At another point, he said Christians had not always had a mature catechesis, or religious instruction, on sex and it was “still at a very early stage.” He added that the church’s “catechesis on sex is still in diapers.”

Asked about abortion, Francis said he instructed priests ministering women who have had terminations to “not ask many questions and be merciful, such as Jesus was.”

He added that we should not “send her to hell all of a sudden or isolate her, no. We should stay by her side.”
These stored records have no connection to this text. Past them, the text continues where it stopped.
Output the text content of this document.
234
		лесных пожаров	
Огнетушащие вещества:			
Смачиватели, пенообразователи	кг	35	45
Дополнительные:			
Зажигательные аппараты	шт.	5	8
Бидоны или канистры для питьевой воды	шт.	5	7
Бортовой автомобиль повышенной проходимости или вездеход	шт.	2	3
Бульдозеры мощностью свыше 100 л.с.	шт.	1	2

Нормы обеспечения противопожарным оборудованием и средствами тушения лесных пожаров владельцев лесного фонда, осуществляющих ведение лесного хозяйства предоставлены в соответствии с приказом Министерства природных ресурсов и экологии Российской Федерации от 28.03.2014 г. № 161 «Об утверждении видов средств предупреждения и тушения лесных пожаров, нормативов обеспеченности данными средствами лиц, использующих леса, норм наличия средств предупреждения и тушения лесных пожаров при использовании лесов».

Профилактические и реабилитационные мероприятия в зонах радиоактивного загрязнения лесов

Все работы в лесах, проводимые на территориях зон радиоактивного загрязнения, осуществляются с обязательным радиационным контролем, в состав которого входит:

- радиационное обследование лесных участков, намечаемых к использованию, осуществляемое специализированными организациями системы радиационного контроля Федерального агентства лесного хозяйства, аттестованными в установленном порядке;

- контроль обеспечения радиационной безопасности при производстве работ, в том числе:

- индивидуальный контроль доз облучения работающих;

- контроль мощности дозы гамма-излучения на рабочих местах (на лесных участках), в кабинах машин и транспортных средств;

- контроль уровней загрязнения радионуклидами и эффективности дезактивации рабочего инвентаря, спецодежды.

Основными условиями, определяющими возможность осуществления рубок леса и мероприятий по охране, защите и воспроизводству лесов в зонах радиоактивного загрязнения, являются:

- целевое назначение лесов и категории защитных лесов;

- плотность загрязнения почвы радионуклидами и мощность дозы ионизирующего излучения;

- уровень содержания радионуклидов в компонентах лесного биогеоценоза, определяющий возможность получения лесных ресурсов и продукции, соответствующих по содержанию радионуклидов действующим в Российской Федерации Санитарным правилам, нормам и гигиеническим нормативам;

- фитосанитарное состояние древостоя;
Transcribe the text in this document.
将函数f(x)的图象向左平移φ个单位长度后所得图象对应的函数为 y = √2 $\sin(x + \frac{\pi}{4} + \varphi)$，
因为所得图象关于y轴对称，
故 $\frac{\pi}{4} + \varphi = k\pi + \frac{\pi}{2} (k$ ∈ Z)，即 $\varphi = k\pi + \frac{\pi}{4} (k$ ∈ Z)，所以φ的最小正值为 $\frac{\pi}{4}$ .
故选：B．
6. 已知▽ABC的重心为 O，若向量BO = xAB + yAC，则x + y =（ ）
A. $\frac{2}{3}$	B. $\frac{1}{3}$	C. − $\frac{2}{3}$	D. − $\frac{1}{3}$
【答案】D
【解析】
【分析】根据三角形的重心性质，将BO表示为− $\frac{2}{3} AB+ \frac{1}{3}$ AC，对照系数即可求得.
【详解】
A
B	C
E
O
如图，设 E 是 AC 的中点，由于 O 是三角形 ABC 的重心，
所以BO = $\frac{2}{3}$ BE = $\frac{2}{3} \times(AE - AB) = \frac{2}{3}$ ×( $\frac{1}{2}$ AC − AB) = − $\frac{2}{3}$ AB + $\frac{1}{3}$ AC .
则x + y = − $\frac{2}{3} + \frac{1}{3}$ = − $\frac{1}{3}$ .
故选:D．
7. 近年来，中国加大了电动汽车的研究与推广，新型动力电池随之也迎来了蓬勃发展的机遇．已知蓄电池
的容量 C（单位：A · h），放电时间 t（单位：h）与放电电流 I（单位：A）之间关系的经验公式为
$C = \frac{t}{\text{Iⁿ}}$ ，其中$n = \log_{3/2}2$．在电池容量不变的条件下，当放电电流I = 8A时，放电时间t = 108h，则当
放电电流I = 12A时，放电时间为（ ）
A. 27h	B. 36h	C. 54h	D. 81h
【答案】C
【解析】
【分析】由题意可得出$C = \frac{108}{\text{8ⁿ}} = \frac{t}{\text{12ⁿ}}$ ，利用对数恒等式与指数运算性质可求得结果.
But he said that abortion must also be looked at “scientifically, and with a certain coldness.” He added that one month from conception an embryo was not “a bunch of cells that got together, but a systemized human life.”

Celia, who identified herself as nonbinary, asked him if the church can hold space for the transgender, nonbinary and LGBTQ community in general.

“The church cannot close its doors on anybody,” Francis said. “I don’t have the right to cast anyone out from the church,” he added. “My job is to receive, always.”

April 7, 202302:04

Francis has been hailed as more progressive than some of his predecessors for his views on the LGBTQ community, having previously called for the passage of civil union laws for same-sex couples. And in January, he said homosexuality wasn’t a crime and described laws that criminalize homosexuality as “unjust.” He said God loves everyone just as they are.

The pope’s candor appeared to go down well with the group. One described him as “laid back,” saying there was “not so much pomp about him.” 

The documentary was released days after Francis was discharged Saturday from a Rome hospital where he was treated for bronchitis. He received antibiotics administered intravenously during his three-day stay.